[cfe-dev] libclang and MemberRefExpr
Douglas Gregor
dgregor at apple.com
Thu May 26 17:16:52 PDT 2011
On May 25, 2011, at 6:47 PM, Erik Verbruggen wrote:
> On 13 May, 2011,at 07:01 PM, Douglas Gregor <dgregor at apple.com> wrote:
>
>>
>> On May 13, 2011, at 9:55 AM, Erik Verbruggen wrote:
>>
>>>
>>> On 13 May 2011, at 17:56, Douglas Gregor wrote:
>>>
>>>>
>>>> On May 13, 2011, at 5:13 AM, Erik Verbruggen wrote:
>>>>
>>>>> On 12 May, 2011,at 05:43 PM, Douglas Gregor <dgregor at apple.com> wrote:
>>>>>
>>>>>> However, if the name isn't a simple identifier ("x.operator[]"), then you can still get the location of the start of the member name ("operator"), but when you ask for the range, you'll only get the range of that one token.
>>>>>>
>>>>>> Back when we designed libclang, Clang didn't even have the information about where the three tokens of "operator[]" were. Now, we actually have this information via DeclarationNameInfo, so it would make sense to add an API for specifically what you want. Here is a general API that (I think!) could fully solve this problem:
>>>>>>
>>>>>> CXSourceRange clang_getCursorReferenceNameRange(CXCursor C, unsigned NameFlags, unsigned PieceIndex);
>>>>>>
>>>>>> where C is a cursor that references something else (e.g., a member reference, declaration reference, type reference, etc.), and returns the source range covering the reference itself. The two "unsigned" values would be for configurability:
>>>>>>
>>>>>> - NameFlags could be bitset with three independent flags: WantQualifier (to ask it to include the nested-name-specifier, e.g., Foo:: in x.Foo::y, in the range), WantTemplateArgs (to ask it to include the explicit template arguments, e.g., <int> in x.f<int>, in the range), and WantSinglePiece (described below).
>>>>>>
>>>>>> - WantPiece/PieceIndex is my attempt at handling cases where the name itself isn't contiguous. For example, imagine the expression "a[y]", which ends up referring to an overloaded operator[]. The source range for the full operator name is, effectively, "[y]", since the name has been split into two parts. However, that's not necessarily useful, so WantPiece would indicate that we want a range covering only one piece of the name, where PieceIndex==0 indicates that we want the '[' and PieceIndex==1 indicates that we want the ']'.
>>>>>
>>>>> So for "operator[]" you would 3 pieces? Or just 1?
>>>>
>>>> Probably just one.
>
> I'm giving it a shot, but I'm running into a couple of problems. For ObjC, ParseObjCMethodDecl does not store the identifier positions, nor the colons. Should I extend the Selector there, or is there another way to get the SourceLocations for those tokens?

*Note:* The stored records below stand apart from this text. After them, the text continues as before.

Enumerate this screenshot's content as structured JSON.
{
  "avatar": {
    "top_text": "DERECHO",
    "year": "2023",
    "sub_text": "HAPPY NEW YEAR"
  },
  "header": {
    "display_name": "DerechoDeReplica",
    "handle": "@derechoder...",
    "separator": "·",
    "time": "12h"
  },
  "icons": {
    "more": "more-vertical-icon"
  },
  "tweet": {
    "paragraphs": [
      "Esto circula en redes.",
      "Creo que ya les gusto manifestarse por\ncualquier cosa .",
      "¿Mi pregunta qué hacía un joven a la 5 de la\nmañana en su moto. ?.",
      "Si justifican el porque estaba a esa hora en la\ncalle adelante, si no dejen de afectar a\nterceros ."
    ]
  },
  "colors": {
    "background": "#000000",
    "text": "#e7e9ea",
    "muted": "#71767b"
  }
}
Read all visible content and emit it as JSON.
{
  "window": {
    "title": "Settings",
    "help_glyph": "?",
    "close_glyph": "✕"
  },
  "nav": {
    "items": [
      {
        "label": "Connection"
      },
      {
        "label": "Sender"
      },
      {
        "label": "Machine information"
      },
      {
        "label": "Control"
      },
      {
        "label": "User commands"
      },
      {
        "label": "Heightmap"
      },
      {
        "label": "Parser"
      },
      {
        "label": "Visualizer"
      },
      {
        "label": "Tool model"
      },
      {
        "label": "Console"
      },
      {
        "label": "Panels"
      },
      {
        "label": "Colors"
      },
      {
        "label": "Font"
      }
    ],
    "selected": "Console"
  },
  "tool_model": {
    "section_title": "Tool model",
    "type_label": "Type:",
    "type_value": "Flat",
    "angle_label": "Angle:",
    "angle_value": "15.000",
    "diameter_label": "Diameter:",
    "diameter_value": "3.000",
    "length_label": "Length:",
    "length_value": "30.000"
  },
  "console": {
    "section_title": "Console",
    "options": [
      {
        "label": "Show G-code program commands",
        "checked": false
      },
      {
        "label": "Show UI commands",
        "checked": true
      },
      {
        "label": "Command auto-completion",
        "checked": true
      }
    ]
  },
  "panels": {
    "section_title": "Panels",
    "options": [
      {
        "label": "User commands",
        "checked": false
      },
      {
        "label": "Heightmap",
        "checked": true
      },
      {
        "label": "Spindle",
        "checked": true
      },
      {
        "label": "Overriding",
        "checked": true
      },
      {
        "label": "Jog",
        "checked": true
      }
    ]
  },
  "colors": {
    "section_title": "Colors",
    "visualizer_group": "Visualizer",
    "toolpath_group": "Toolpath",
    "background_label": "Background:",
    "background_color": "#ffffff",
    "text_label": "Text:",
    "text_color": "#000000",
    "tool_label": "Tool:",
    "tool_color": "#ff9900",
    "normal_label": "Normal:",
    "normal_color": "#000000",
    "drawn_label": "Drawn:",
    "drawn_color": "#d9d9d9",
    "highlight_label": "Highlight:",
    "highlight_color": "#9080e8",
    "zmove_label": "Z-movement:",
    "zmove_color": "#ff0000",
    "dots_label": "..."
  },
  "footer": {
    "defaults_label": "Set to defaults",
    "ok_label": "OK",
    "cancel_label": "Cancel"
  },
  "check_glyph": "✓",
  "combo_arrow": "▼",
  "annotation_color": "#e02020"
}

Right, this data isn't available yet. We'd need to pass through a separate set of SourceLocations for the identifiers and colons.
I wasn't actually expecting you to tackle selectors, but I think it's great if you're planning to work on those, too. I was mostly concerned that any solution to this problem can still work for selectors.
> Then for C++, consider:
>
> struct Struct {
> void func();
> int operator[](int);
> };
>
> void f()
> {
> Struct inst;
> inst.func(); // 1
> inst[1]; // 2
> inst.operator[](1); // 3
> }
>
> Now (1) and (3) are doable, but (2) is a bit tricky: the SourceLocation for the two pieces of the DeclRefExpr are stored in the CXXOperatorCallExpr node as the lparen/rparen location in the CallExpr parent-class. Should these two locations also be stored in the DeclRefExpr, like in case (3)? Or should we leave them where they are and handle case (2) in the same way as case (1)?
I think that case (2) should be treated the same way as case (1). The fact that these are stored as CXXOperatorCallExprs indicates that the MemberRefExpr is synthesized.